Seguendo il filo logico e approfondendolo, ecco il concetto di leadership condivisa. In che cosa consiste? Come applicarlo nel modo più efficace? Ma soprattutto: è sempre valido?

Sul blog dell’Harvard Business Review Marshall Goldsmith definisce la leadership condivisail progressivo affidamento di potere ai singoli membri di un team, ai quali viene data l’opportunità di prendere le decisioni nel proprio ambito di attività

I collaboratori e i gregari diventano essi stessi dei leader, ai quali è gradualmente delegata, oltre alla fase più operativa, quella del decision making, in contrapposizione all’esercizio “classico” della leadership.

Come spiegato da Pearce e Conger nel libro “Shared Leadership”:

…mentre i modelli tradizionali di management si fondano sul potere calato dall’alto, il concetto di empowerment pone enfasi sul decentramento del potere stesso.

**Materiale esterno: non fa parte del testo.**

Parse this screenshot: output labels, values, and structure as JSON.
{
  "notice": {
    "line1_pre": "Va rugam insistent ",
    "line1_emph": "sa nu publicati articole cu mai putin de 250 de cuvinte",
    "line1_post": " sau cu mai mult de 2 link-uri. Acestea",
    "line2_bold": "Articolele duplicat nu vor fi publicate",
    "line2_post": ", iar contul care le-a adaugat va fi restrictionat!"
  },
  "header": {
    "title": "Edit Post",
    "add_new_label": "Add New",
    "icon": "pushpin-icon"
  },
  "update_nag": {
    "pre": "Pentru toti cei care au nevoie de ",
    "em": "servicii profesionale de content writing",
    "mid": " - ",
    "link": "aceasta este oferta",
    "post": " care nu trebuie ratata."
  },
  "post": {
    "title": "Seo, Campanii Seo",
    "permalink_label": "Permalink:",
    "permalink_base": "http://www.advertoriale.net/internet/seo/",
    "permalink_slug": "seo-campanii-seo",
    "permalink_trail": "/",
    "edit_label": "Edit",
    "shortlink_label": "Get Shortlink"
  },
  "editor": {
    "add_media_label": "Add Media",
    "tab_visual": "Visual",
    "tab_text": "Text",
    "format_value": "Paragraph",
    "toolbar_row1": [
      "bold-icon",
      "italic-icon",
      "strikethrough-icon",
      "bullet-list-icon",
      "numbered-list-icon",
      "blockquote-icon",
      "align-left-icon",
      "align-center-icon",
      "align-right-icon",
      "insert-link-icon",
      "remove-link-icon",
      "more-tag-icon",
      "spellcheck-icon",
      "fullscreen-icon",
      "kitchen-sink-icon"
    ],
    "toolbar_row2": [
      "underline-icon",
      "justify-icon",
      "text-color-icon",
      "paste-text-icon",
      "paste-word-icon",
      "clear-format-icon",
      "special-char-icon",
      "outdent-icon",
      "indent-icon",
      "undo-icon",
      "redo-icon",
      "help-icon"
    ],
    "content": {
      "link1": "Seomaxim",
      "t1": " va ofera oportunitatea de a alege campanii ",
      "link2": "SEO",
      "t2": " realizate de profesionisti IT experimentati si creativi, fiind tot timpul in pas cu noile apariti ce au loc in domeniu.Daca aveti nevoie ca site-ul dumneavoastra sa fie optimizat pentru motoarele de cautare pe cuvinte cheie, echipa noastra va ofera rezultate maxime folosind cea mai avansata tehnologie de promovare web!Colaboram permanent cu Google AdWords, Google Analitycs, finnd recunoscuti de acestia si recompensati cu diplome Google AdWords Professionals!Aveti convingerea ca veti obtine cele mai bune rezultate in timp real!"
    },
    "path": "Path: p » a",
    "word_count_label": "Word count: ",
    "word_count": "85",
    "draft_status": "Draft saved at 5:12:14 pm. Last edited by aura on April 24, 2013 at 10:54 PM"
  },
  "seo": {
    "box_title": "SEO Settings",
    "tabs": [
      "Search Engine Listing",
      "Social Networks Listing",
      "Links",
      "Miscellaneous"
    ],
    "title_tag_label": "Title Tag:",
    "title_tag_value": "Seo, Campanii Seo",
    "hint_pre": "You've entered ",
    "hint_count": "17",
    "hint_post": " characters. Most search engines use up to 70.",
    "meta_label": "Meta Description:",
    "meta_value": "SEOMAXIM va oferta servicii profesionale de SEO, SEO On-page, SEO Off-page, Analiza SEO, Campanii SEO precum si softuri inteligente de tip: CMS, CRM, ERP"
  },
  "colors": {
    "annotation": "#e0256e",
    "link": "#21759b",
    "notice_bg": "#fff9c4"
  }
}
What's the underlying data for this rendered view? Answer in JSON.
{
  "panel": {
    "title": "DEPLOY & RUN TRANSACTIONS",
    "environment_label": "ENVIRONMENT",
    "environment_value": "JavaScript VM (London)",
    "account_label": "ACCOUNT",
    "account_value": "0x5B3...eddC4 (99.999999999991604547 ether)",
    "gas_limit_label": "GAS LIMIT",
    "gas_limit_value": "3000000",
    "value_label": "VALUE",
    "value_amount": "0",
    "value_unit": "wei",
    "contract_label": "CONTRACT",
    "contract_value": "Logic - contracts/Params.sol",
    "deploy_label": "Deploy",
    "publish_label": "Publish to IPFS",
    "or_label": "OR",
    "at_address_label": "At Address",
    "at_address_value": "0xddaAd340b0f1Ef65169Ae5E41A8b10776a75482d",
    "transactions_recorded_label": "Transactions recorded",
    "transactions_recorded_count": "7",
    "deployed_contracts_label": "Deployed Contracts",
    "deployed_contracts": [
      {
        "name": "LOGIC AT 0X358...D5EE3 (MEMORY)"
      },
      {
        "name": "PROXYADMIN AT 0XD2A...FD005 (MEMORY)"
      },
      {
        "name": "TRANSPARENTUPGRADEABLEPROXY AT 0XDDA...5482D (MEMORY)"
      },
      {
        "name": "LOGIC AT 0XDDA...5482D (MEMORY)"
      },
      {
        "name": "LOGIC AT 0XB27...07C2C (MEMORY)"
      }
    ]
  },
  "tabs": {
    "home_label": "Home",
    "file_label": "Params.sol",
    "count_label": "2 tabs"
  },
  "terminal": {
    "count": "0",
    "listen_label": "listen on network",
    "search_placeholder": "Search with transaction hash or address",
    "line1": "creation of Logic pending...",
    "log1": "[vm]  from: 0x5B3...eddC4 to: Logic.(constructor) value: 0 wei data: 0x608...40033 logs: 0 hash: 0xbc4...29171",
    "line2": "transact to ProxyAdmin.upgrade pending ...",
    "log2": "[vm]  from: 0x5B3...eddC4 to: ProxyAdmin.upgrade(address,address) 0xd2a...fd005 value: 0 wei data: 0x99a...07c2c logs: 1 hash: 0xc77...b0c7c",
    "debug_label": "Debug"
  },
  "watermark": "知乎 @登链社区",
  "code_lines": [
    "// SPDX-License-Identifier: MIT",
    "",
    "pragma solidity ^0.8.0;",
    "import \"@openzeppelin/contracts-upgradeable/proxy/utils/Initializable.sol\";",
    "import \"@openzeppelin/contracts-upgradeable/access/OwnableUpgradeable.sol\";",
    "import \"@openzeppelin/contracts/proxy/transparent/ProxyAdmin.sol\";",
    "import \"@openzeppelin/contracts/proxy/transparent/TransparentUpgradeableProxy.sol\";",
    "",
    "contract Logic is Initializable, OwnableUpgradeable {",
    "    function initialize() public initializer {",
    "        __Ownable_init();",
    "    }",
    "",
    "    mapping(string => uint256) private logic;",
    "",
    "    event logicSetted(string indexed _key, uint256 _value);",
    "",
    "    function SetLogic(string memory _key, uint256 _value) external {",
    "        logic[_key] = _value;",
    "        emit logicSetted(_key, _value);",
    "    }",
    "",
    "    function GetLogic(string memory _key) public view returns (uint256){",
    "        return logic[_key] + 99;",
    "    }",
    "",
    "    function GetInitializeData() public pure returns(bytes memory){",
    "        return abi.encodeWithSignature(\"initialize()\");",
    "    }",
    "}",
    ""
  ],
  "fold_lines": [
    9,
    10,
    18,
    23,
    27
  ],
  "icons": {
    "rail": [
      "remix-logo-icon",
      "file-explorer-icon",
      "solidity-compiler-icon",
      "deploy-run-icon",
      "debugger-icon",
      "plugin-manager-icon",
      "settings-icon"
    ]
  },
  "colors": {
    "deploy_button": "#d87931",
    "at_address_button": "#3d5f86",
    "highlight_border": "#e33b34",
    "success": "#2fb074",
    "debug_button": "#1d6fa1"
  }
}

Ciò perché i lavoratori che hanno un contatto diretto quotidiano con i problemi sono anche quelli più indicati per risolverli.

In che modo avviene questa transizione? La parola chiave è empowerment. Affidare potere, certo, ma anche responsabilizzare, rendere autonomi, incentivare l’iniziativa senza timore del giudizio o dell’errore.

Un esempio concreto tratto da un articolo di qualche anno fa del Corriere della Sera, su alcune pratiche Google raccontate dallo stesso AD Eric Schmidt:

Assumiamo 370 persone ogni mese, vuol dire più di dieci nuovi dipendenti al giorno. Ma poi li organizziamo in piccoli team di tre o quattro persone, all’interno dei quali lavorano caoticamente», spiega il manager”. Con l’obiettivo di lasciare libertà per inseguire le proprie idee, ma anche rendere ciascuno responsabile del proprio lavoro, senza costrizioni dall’alto.

I vantaggi sono evidenti, due in particolare:

Maggiore efficienza

Pensate a un’azienda nel bel mezzo dello sviluppo di un nuovo prodotto tecnologico. Chi dovrebbe coordinare il gruppo di lavoro durante la fase progettuale, un ingegnere o un direttore marketing?

Ovviamente, il primo. Ma una volta passati alla fase di definizione della strategia di marketing, dovrebbe essere ancora l’ingegnere a coordinare le attività e prendere le decisioni finali? Affidando la leadership di volta in volta al più qualificato, le decisioni prese e il flusso da cui esse derivano risulterà migliorato.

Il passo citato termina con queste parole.